Re: [Patch v9 0/8] Introduce Thermal Pressure

From: Dietmar Eggemann
Date: Mon Feb 10 2020 - 07:09:09 EST


On 28/01/2020 23:35, Thara Gopinath wrote:
> Thermal governors can respond to an overheat event of a cpu by
> capping the cpu's maximum possible frequency. This in turn
> means that the maximum available compute capacity of the
> cpu is restricted. But today in the kernel, task scheduler is
> not notified of capping of maximum frequency of a cpu.
> In other words, scheduler is unaware of maximum capacity
> restrictions placed on a cpu due to thermal activity.
> This patch series attempts to address this issue.
> The benefits identified are better task placement among available
> cpus in event of overheating which in turn leads to better
> performance numbers.
>
> The reduction in the maximum possible capacity of a cpu due to a
> thermal event can be considered as thermal pressure. Instantaneous
> thermal pressure is hard to record and can sometime be erroneous
> as there can be mismatch between the actual capping of capacity
> and scheduler recording it. Thus solution is to have a weighted
> average per cpu value for thermal pressure over time.
> The weight reflects the amount of time the cpu has spent at a
> capped maximum frequency. Since thermal pressure is recorded as
> an average, it must be decayed periodically. Exisiting algorithm
> in the kernel scheduler pelt framework is re-used to calculate
> the weighted average. This patch series also defines a sysctl
> inerface to allow for a configurable decay period.
>
> Regarding testing, basic build, boot and sanity testing have been
> performed on db845c platform with debian file system.
> Further, dhrystone and hackbench tests have been
> run with the thermal pressure algorithm.
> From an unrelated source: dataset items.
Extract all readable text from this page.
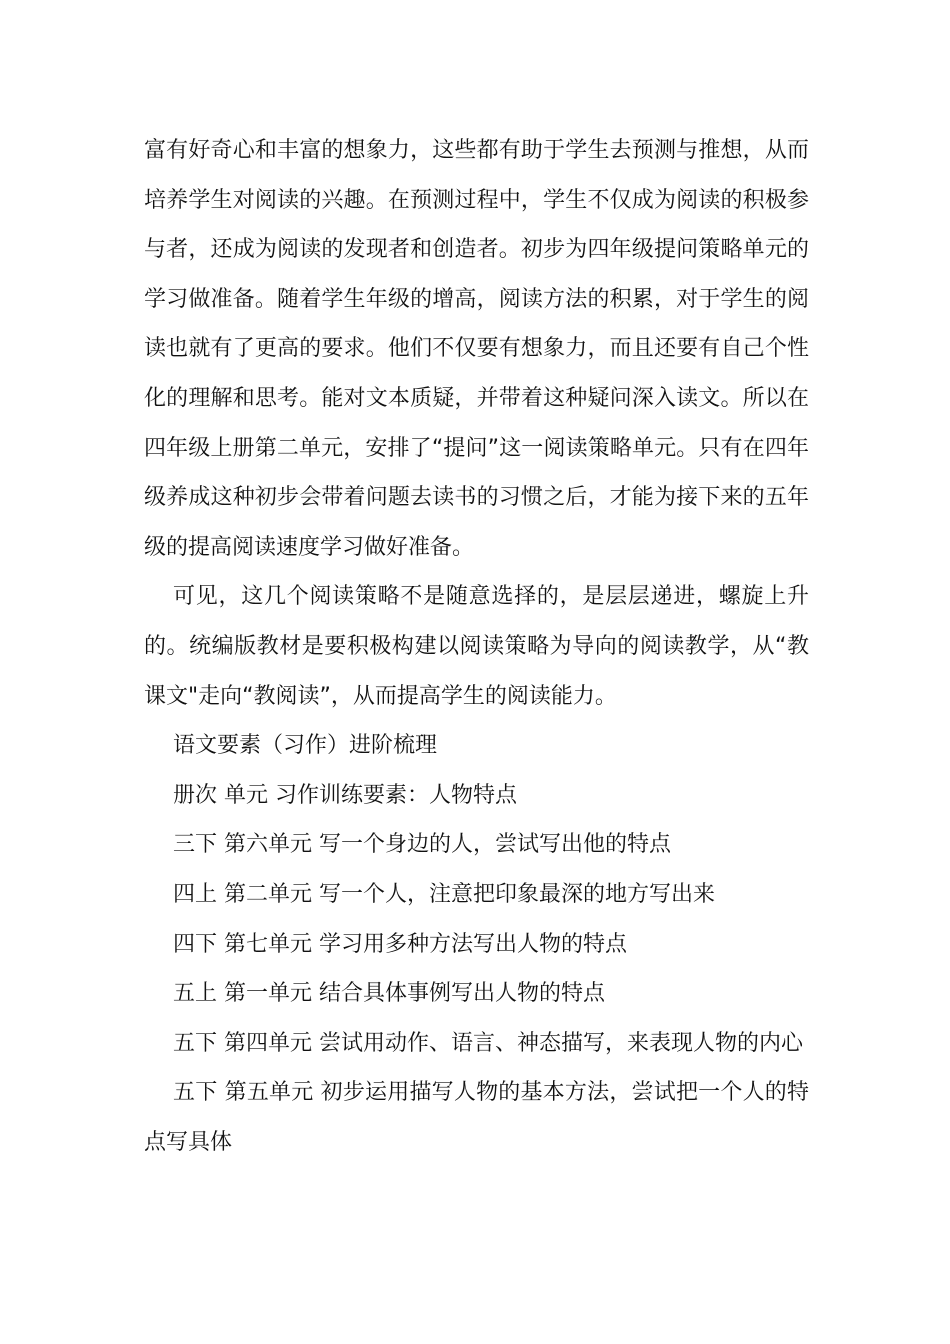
富有好奇心和丰富的想象力，这些都有助于学生去预测与推想，从而培养学生对阅读的兴趣。在预测过程中，学生不仅成为阅读的积极参与者，还成为阅读的发现者和创造者。初步为四年级提问策略单元的学习做准备。随着学生年级的增高，阅读方法的积累，对于学生的阅读也就有了更高的要求。他们不仅要有想象力，而且还要有自己个性化的理解和思考。能对文本质疑，并带着这种疑问深入读文。所以在四年级上册第二单元，安排了“提问”这一阅读策略单元。只有在四年级养成这种初步会带着问题去读书的习惯之后，才能为接下来的五年级的提高阅读速度学习做好准备。

可见，这几个阅读策略不是随意选择的，是层层递进，螺旋上升的。统编版教材是要积极构建以阅读策略为导向的阅读教学，从“教课文"走向“教阅读”，从而提高学生的阅读能力。

语文要素（习作）进阶梳理

册次 单元 习作训练要素：人物特点

三下 第六单元 写一个身边的人，尝试写出他的特点

四上 第二单元 写一个人，注意把印象最深的地方写出来

四下 第七单元 学习用多种方法写出人物的特点

五上 第一单元 结合具体事例写出人物的特点

五下 第四单元 尝试用动作、语言、神态描写，来表现人物的内心

五下 第五单元 初步运用描写人物的基本方法，尝试把一个人的特点写具体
During testing, due to
> constraints of step wise governor in dealing with big little systems,
> trip point 0 temperature was made assymetric between cpus in little
> cluster and big cluster; the idea being that
> big core will heat up and cpu cooling device will throttle the
> frequency of the big cores faster, there by limiting the maximum available
> capacity and the scheduler will spread out tasks to little cores as well.
>
> Test Results
>
> Hackbench: 1 group , 30000 loops, 10 runs
> Result SD
> (Secs) (% of mean)
> No Thermal Pressure 14.03 2.69%
> Thermal Pressure PELT Algo. Decay : 32 ms 13.29 0.56%
> Thermal Pressure PELT Algo. Decay : 64 ms 12.57 1.56%
> Thermal Pressure PELT Algo. Decay : 128 ms 12.71 1.04%
> Thermal Pressure PELT Algo. Decay : 256 ms 12.29 1.42%
> Thermal Pressure PELT Algo. Decay : 512 ms 12.42 1.15%
>
> Dhrystone Run Time : 20 threads, 3000 MLOOPS
> Result SD
> (Secs) (% of mean)
> No Thermal Pressure 9.452 4.49%
> Thermal Pressure PELT Algo. Decay : 32 ms 8.793 5.30%
> Thermal Pressure PELT Algo. Decay : 64 ms 8.981 5.29%
> Thermal Pressure PELT Algo. Decay : 128 ms 8.647 6.62%
> Thermal Pressure PELT Algo. Decay : 256 ms 8.774 6.45%
> Thermal Pressure PELT Algo. Decay : 512 ms 8.603 5.41%

What do we do on systems on which one Frequency domain spawns all the
CPUs (e.g. Hikey620)?

perf stat --null --repeat 10 -- perf bench sched messaging -g 10 -l 1000

# Running 'sched/messaging' benchmark:
# 20 sender and receiver processes per group
# 10 groups == 400 processes run

Total time: 4.697 [sec]
# Running 'sched/messaging' benchmark:
[ 8082.882751] hisi_thermal f7030700.tsensor: sensor <2> THERMAL ALARM: 66385 > 65000
# 20 sender and receiver processes per group
# 10 groups == 400 processes run

Total time: 4.910 [sec]
# Running 'sched/messaging' benchmark:
[ 8091.070386] CPU3 cpus=0-7 th_pressure=205
[ 8091.178390] CPU3 cpus=0-7 th_pressure=0
[ 8091.286389] CPU3 cpus=0-7 th_pressure=205
[ 8091.398397] CPU3 cpus=0-7 th_pressure=0